Very few of us get through life without saying, "if I only knew then what I know now." I could simplistically take that sentiment and apply it to my daughter's lack of interest in fractional shares of VIAB, MSG and KFT. At eight years of age, it does little for her to see a balance in a savings account or a few stocks sitting in a brokerage account. While she's growing and maturing every single day in this regard, she still requires instant gratification. At 36 years of age, I still do in many cases.
Thankfully, I've come around in many areas, particularly when it comes to investing. It does not bother me much to own "just" four or five shares of a stock because I know full well that, assuming my world continues on its present axis (knock on wood), I will have close to 100 or so a year from now, plenty more than that in three to five years and after a decade I will really start to see the benefits of a buy-and-hold philosophy. The need for instant gratification can kill this process before it even has a chance to begin to take hold.

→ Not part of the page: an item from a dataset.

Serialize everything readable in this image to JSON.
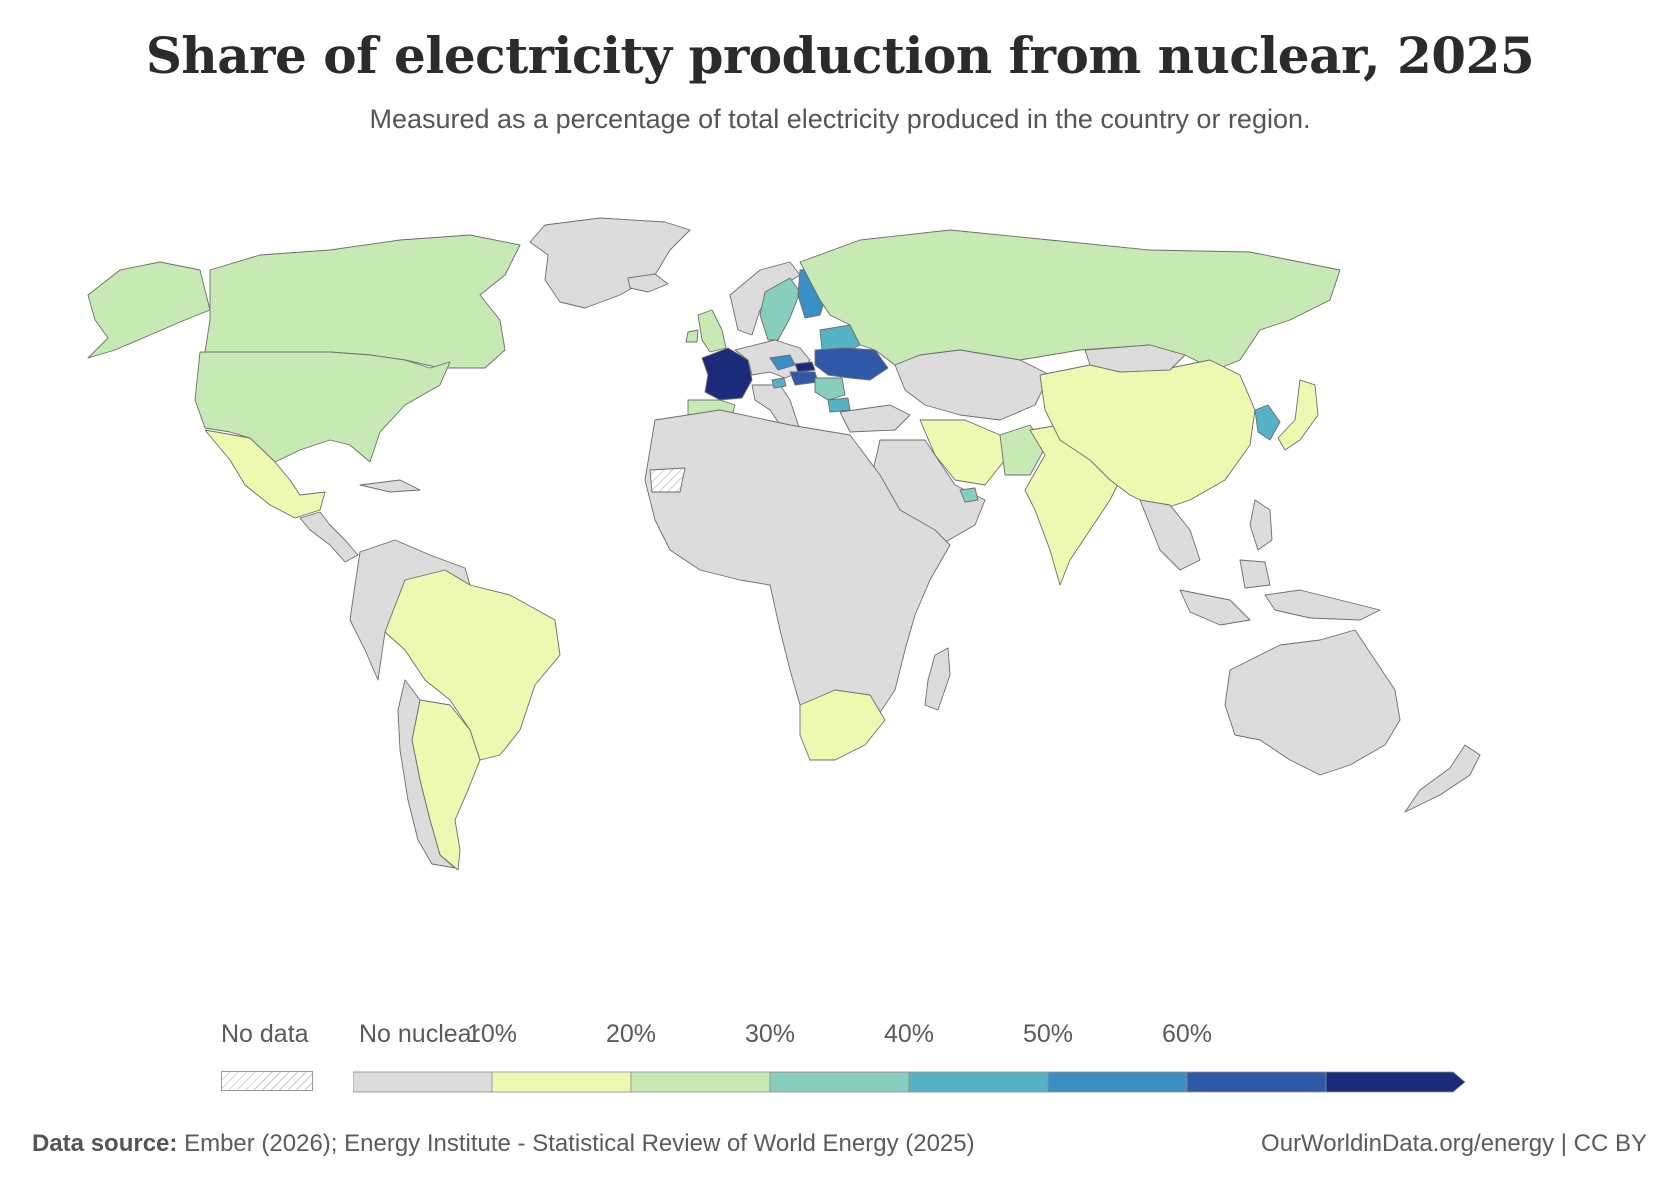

If my daughter had control of this money, as in access to it, her tendency would likely be to spend it. That's perfectly normal. But, I am hoping that this process - little by little, bit by bit, lesson after lesson - will ultimately help the force of instant gratification weaken earlier in life for my daughter than it does for many other people. Hopefully, the fact that she does not realize the power of what we're doing here today will help drive the impact home even harder when she has official control of her (hopefully) much-larger brokerage account 10 years from now at age 18.
Additional disclosure: I am long these stocks via a custodial account for my minor child.